>
When Facebook acquired it, Instagram was a photo sharing app that had 13 employees.And growing quickly, so:
> In his opening remarks, Mr. Matheson mentioned documents, including what he described as a “smoking gun” February 2012 email in which Mr. Zuckerberg discussed the rise of Instagram and the importance of “neutralizing a potential competitor.” In another email, in November 2012 to Ms. Sandberg, the chief operating officer at the time, Mr. Zuckerberg wrote, “Messenger isn’t beating WhatsApp, Instagram was growing so much faster than us that we had to buy them for $1 billion.”

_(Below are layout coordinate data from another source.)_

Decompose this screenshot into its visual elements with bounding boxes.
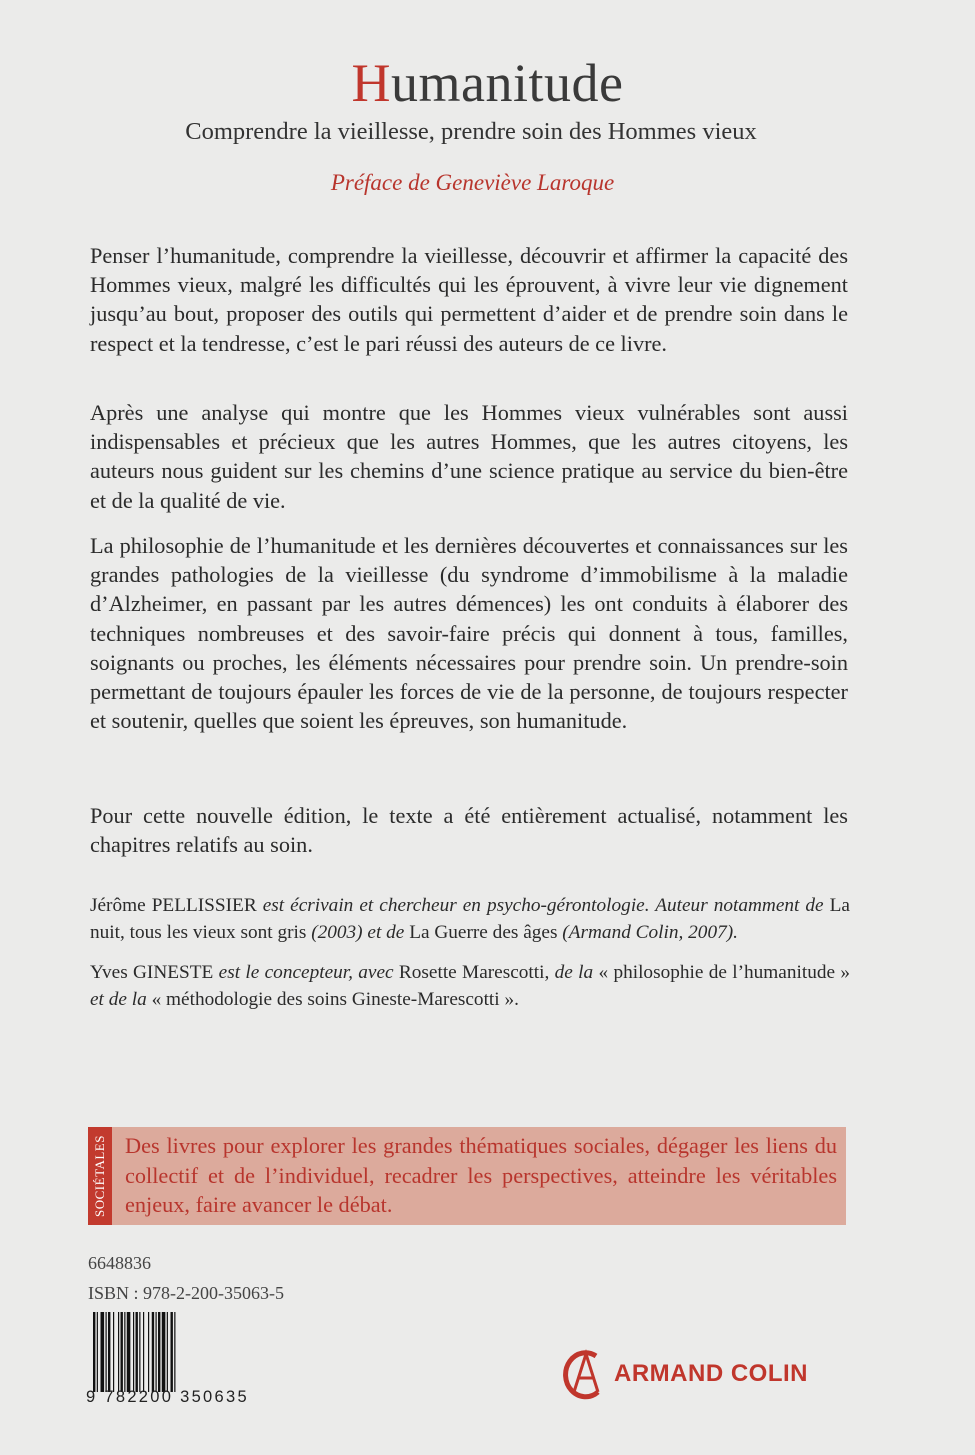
series-box [88, 1127, 846, 1225]
book-title [0, 52, 975, 114]
title-initial: H [351, 53, 392, 113]
publisher-monogram-icon [560, 1348, 606, 1400]
barcode-bar [139, 1312, 140, 1392]
barcode-bar [136, 1312, 138, 1392]
bio-text: est écrivain et chercheur en psycho-gérontologie. Auteur notamment de [262, 895, 830, 916]
barcode-bar [113, 1312, 114, 1392]
blurb-paragraph: Pour cette nouvelle édition, le texte a été entièrement actualisé, notamment les chapitres relatifs au soin. [90, 803, 848, 858]
barcode-bar [121, 1312, 123, 1392]
bio-text: (2003) et de [311, 922, 410, 943]
barcode-bar [106, 1312, 107, 1392]
author-bio-pellissier [90, 892, 850, 946]
barcode-bar [143, 1312, 144, 1392]
bio-text: et de la [90, 989, 152, 1010]
barcode-bar [167, 1312, 168, 1392]
blurb-paragraph: La philosophie de l’humanitude et les dernières découvertes et connaissances sur les grandes pathologies de la vieillesse (du syndrome d’immobilisme à la maladie d’Alzheimer, en passant par les autres démences) les ont conduits à élaborer des techniques nombreuses et des savoir-faire précis qui donnent à tous, familles, soignants ou proches, les éléments nécessaires pour prendre soin. Un prendre-soin permettant de toujours épauler les forces de vie de la personne, de toujours respecter et soutenir, quelles que soient les épreuves, son humanitude. [90, 533, 848, 734]
barcode-bar [127, 1312, 131, 1392]
barcode-bar [97, 1312, 98, 1392]
barcode-bar [174, 1312, 175, 1392]
bio-text: est le concepteur, avec [218, 962, 399, 983]
publisher-logo [560, 1348, 808, 1400]
barcode-bar [133, 1312, 134, 1392]
series-tab [88, 1127, 112, 1225]
barcode-bar [148, 1312, 149, 1392]
bio-text: La nuit, tous les vieux sont gris [90, 895, 850, 943]
barcode-bar [118, 1312, 119, 1392]
bio-text: (Armand Colin, 2007). [562, 922, 738, 943]
barcode [93, 1312, 205, 1392]
isbn: ISBN : 978-2-200-35063-5 [88, 1283, 284, 1303]
series-label: SOCIÉTALES [92, 1135, 107, 1217]
barcode-bar [124, 1312, 125, 1392]
blurb-paragraph: Penser l’humanitude, comprendre la vieillesse, découvrir et affirmer la capacité des Hommes vieux, malgré les difficultés qui les éprouvent, à vivre leur vie dignement jusqu’au bout, proposer des outils qui permettent d’aider et de prendre soin dans le respect et la tendresse, c’est le pari réussi des auteurs de ce livre. [90, 243, 848, 356]
bio-text: « méthodologie des soins Gineste-Marescotti ». [151, 989, 519, 1010]
title-rest: umanitude [391, 53, 624, 113]
barcode-bar [156, 1312, 157, 1392]
barcode-bar [101, 1312, 105, 1392]
barcode-bar [108, 1312, 110, 1392]
barcode-bar [162, 1312, 166, 1392]
bio-text: « philosophie de l’humanitude » [598, 962, 851, 983]
bio-text: de la [554, 962, 599, 983]
product-code: 6648836 [88, 1253, 151, 1273]
preface-credit: Préface de Geneviève Laroque [330, 170, 615, 195]
bio-text: Jérôme PELLISSIER [90, 895, 263, 916]
bio-text: Rosette Marescotti, [398, 962, 555, 983]
bio-text: Yves GINESTE [90, 962, 219, 983]
barcode-bar [171, 1312, 173, 1392]
publisher-name: ARMAND COLIN [614, 1360, 808, 1387]
series-description: Des livres pour explorer les grandes thématiques sociales, dégager les liens du collectif et de l’individuel, recadrer les perspectives, atteindre les véritables enjeux, faire avancer le débat. [125, 1133, 837, 1217]
barcode-bar [152, 1312, 154, 1392]
barcode-bar [158, 1312, 160, 1392]
bio-text: La Guerre des âges [409, 922, 563, 943]
blurb-paragraph: Après une analyse qui montre que les Hommes vieux vulnérables sont aussi indispensables et précieux que les autres Hommes, que les autres citoyens, les auteurs nous guident sur les chemins d’une science pratique au service du bien-être et de la qualité de vie. [90, 400, 848, 513]
barcode-digits: 9 782200 350635 [86, 1388, 249, 1406]
book-subtitle: Comprendre la vieillesse, prendre soin des Hommes vieux [185, 118, 757, 145]
barcode-bar [93, 1312, 95, 1392]
author-bio-gineste [90, 959, 850, 1013]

> The F.T.C. showed Mr. Zuckerberg a 2011 email in which he wrote, “We really need to get our act together quickly on this since Instagram is growing so fast.”

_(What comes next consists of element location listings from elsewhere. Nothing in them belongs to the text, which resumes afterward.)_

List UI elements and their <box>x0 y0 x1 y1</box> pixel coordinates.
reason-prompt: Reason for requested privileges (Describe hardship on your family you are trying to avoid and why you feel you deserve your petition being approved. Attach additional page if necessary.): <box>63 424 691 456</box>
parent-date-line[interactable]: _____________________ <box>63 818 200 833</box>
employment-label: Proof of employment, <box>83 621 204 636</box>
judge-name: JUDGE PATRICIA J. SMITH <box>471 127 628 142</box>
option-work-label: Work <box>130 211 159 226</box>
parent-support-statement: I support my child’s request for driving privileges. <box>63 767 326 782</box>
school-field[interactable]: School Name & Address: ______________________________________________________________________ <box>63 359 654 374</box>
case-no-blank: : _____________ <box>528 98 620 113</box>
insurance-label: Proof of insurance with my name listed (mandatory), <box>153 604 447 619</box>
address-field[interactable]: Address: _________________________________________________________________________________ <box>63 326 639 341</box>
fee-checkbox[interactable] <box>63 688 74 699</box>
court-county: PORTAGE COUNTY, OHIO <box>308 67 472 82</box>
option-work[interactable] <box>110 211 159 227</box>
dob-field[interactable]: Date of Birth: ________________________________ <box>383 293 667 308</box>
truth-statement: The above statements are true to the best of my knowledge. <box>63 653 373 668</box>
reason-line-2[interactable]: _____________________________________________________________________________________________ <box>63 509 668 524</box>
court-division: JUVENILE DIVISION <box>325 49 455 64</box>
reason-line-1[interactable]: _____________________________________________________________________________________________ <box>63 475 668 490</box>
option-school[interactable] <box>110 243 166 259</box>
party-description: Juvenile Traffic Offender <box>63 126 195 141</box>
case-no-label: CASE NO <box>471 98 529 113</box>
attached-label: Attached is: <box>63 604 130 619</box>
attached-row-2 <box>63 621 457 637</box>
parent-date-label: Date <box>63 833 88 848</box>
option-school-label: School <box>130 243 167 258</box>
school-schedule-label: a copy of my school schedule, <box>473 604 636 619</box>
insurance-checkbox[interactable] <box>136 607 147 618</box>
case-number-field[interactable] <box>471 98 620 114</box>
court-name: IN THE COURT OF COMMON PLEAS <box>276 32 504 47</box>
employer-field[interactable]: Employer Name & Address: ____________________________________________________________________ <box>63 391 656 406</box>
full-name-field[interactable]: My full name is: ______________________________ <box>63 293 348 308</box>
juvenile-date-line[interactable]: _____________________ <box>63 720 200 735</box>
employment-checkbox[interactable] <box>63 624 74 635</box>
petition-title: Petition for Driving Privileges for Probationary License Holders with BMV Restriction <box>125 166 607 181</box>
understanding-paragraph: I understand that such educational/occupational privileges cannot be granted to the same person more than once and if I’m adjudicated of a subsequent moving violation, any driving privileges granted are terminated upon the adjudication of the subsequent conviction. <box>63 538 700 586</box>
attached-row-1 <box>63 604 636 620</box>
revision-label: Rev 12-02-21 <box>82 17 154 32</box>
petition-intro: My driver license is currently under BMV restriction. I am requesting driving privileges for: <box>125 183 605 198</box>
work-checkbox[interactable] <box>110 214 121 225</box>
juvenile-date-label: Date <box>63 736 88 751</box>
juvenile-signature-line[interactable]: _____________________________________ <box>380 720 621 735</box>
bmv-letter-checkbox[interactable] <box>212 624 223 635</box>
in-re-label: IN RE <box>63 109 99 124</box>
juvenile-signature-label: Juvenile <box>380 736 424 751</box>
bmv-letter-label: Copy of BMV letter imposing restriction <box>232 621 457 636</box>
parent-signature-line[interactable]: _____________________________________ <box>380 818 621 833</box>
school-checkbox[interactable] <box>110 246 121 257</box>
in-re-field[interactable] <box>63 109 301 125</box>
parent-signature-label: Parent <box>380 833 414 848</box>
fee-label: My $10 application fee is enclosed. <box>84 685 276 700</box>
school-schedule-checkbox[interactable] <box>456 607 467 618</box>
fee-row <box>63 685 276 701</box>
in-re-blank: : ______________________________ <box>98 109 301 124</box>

* https://archive.is/https://www.nytimes.com/2025/04/14/techno...
> It’s a combination of neutralizing a competitor and improving Facebook, Zuckerberg said in a reply. “There are network effects around social products and a finite number of different social mechanics to invent. Once someone wins at a specific mechanic, it’s difficult for others to supplant them without doing something different.”

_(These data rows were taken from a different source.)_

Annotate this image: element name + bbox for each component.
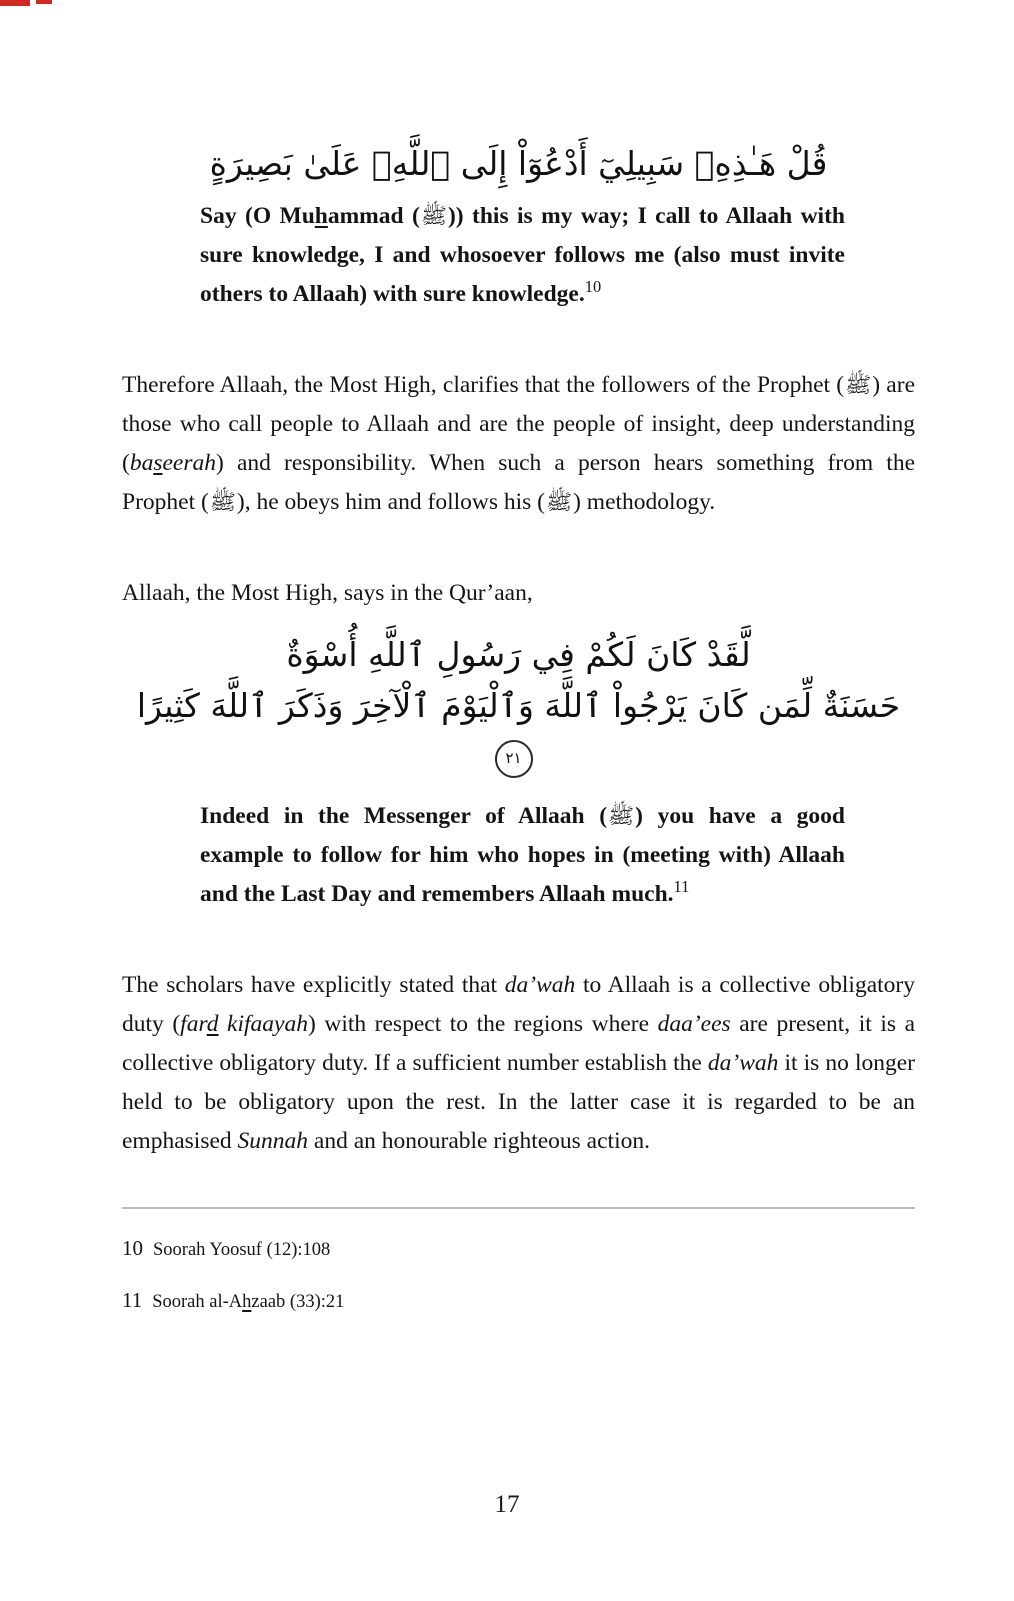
arabic-verse-2-line-1: لَّقَدْ كَانَ لَكُمْ فِي رَسُولِ ٱللَّهِ أُسْوَةٌ	[286, 635, 751, 675]
footnote-10	[122, 1233, 915, 1265]
arabic-verse-2-text: حَسَنَةٌ لِّمَن كَانَ يَرْجُواْ ٱللَّهَ وَٱلْيَوْمَ ٱلْآخِرَ وَذَكَرَ ٱللَّهَ كَثِيرًا	[136, 686, 901, 726]
arabic-verse-1: قُلْ هَـٰذِهِۦ سَبِيلِيٓ أَدْعُوٓاْ إِلَى ٱللَّهِۚ عَلَىٰ بَصِيرَةٍ	[209, 144, 828, 183]
scan-artifact	[0, 0, 30, 6]
sallallahu-alayhi-wasallam-symbol: ﷺ	[209, 490, 236, 516]
footnote-number: 11	[122, 1287, 143, 1312]
footnote-11	[122, 1285, 915, 1317]
footnote-text: Soorah al-Ahzaab (33):21	[152, 1291, 345, 1312]
paragraph-3: The scholars have explicitly stated that da’wah to Allaah is a collective obligatory duty (fard kifaayah) with respect to the regions where daa’ees are present, it is a collective obligatory duty. If a sufficient number establish the da’wah it is no longer held to be obligatory upon the rest. In the latter case it is regarded to be an emphasised Sunnah and an honourable righteous action.	[122, 971, 916, 1154]
quote-translation-2: Indeed in the Messenger of Allaah (ﷺ) you have a good example to follow for him who hopes in (meeting with) Allaah and the Last Day and remembers Allaah much.$^{11}$	[200, 802, 845, 907]
verse-end-medallion: ٢١	[495, 740, 533, 778]
footnote-text: Soorah Yoosuf (12):108	[153, 1239, 331, 1260]
quote-translation-1: Say (O Muhammad (ﷺ)) this is my way; I call to Allaah with sure knowledge, I and whosoever follows me (also must invite others to Allaah) with sure knowledge.$^{10}$	[200, 203, 845, 308]
footnote-section	[122, 1207, 915, 1317]
page-content	[122, 138, 915, 1337]
scan-artifact	[36, 0, 52, 4]
page-number: 17	[494, 1491, 520, 1518]
paragraph-1: Therefore Allaah, the Most High, clarifies that the followers of the Prophet (ﷺ) are those who call people to Allaah and are the people of insight, deep understanding (baseerah) and responsibility. When such a person hears something from the Prophet (ﷺ), he obeys him and follows his (ﷺ) methodology.	[122, 372, 915, 516]
sallallahu-alayhi-wasallam-symbol: ﷺ	[420, 204, 447, 230]
arabic-verse-2-line-2	[122, 680, 915, 782]
paragraph-2: Allaah, the Most High, says in the Qur’aan,	[122, 580, 533, 607]
sallallahu-alayhi-wasallam-symbol: ﷺ	[845, 373, 872, 399]
sallallahu-alayhi-wasallam-symbol: ﷺ	[608, 803, 635, 829]
footnote-number: 10	[122, 1235, 143, 1260]
sallallahu-alayhi-wasallam-symbol: ﷺ	[546, 490, 573, 516]
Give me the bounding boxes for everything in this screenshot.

> Zuckerberg continued: “One way of looking at this is that what we’re really buying is time. Even if some new competitors springs up, buying Instagram, Path, Foursquare, etc now will give us a year or more to integrate their dynamics before anyone can get close to their scale again. Within that time, if we incorporate the social mechanics they were using, those new products won’t get much traction since we’ll already have their mechanics deployed at scale.”
> Forty-five minutes later, Zuckerberg sent a carefully worded clarification to his earlier, looser remarks.
> “I didn’t mean to imply that we’d be buying them to prevent them from competing with us in any way,” he wrote.